First-generation Triple-E ship. Maersk is now introducing second-generation Triple-E ships.

The vessel will sail 25,000 nautical miles from Rotterdam to Shanghai and back on biofuel blends alone—a world’s first at this scale—saving 1,5 million kilograms CO2 and 20,000 kilograms of sulfur.

DSGC members and Maersk all agree that tackling harmful emissions related to shipping is urgently needed, and that cross-industry collaboration is required to develop, test and implement new solutions. The DSGC members, many of which are customers to Maersk, played a critical role. They initiated and sponsor the pilot. Shell, acts as the fuel supplier for the pilot, and Maersk plays the role as operating partner.

The biofuel used in this pilot is a second-generation biofuel, produced from waste sources—in this case used cooking oil (UCOME oil). This biofuel is ISCC Certified, meaning that the whole chain is third-party certified.  The power of biofuel is that it can to a certain extent replace / blended with conventional (fossil) fuels, without having to make big technical adaptations to the engines or require a complete new engine etc.

Sustainably sourced second-generation biofuels are just one possible solution for the decarbonization of ocean shipping. Longer term, breakthroughs in fuel and technical development (i.e. e-fuels) and the investment into commercial supply chains are needed to achieve significant emissions reductions.

DSGC companies join in action to contribute to the UN SDGs. With this initiative we focus on Climate Action (SDG 13). We have taken the initiative to partner with A.P. Moller - Maersk on this important effort. This pilot testing biofuel on a cross ocean shipping lane, marks an important step. However, many more innovations are urgently needed. These can only be successfully developed, tested and implemented in industry collaborations like this.

—Jan Peter Balkenende, Chair of the DSGC

Shipping accounts for 90% of transported goods and 3% of total global CO2-emissions, and is set to rise to 15% by 2050 if left unchecked. The CO2 savings of this journey alone equates to the annual CO2 emitted by over 200 households in a year or 12 million kilometers traveled in an average car. The voyage will take place between March and June 2019.

Comments

Engineer-Poet
The biofuel used in this pilot is a second-generation biofuel, produced from waste sources—in this case used cooking oil (UCOME oil).

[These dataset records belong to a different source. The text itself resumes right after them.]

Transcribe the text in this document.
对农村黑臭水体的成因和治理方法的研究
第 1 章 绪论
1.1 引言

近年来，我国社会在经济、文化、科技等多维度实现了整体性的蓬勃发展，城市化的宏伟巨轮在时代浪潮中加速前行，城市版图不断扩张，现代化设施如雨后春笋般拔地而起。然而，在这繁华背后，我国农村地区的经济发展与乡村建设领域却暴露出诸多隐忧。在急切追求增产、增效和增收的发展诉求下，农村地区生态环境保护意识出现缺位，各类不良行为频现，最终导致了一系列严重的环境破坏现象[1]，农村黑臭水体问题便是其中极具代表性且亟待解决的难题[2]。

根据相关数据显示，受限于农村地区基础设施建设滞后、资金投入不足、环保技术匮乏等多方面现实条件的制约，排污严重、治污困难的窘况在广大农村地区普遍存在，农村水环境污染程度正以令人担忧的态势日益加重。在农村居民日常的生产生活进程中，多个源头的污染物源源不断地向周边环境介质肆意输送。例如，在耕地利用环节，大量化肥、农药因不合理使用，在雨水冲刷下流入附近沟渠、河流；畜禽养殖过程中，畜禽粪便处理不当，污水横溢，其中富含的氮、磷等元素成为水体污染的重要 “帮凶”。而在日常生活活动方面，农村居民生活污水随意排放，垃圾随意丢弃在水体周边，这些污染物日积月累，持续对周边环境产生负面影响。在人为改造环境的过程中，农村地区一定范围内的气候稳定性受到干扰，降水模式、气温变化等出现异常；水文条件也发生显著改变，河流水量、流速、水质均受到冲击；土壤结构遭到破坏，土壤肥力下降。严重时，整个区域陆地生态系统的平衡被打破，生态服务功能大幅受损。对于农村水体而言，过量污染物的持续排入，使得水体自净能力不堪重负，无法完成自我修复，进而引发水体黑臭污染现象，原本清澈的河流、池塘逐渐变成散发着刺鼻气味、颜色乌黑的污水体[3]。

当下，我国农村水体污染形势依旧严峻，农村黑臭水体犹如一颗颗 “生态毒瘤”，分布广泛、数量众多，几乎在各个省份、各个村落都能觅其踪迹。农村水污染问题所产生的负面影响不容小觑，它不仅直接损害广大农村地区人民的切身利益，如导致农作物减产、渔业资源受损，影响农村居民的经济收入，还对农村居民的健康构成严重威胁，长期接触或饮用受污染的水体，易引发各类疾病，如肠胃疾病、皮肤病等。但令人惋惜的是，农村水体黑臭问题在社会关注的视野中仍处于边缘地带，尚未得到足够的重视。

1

That's "used cooking oil methyl ester", aka homebrew biodiesel.

Longer term, breakthroughs in fuel and technical development (i.e. e-fuels)

Converting (a) electricity to (b) a chemical fuel to be (c) loaded onto a ship (displacing cargo) and (d) burned in a combustion engine... when are these people going to figure out that nuclear power gets rid of so many intermediate steps as well as all the emissions?

Probably never.  Radiophobia reigns supreme.

HarveyD

Another alternative would be to convert solar and wind e-energy to liquid fuels (close to all major sea ports) and use large multi-fuel FCs for electrified future ships?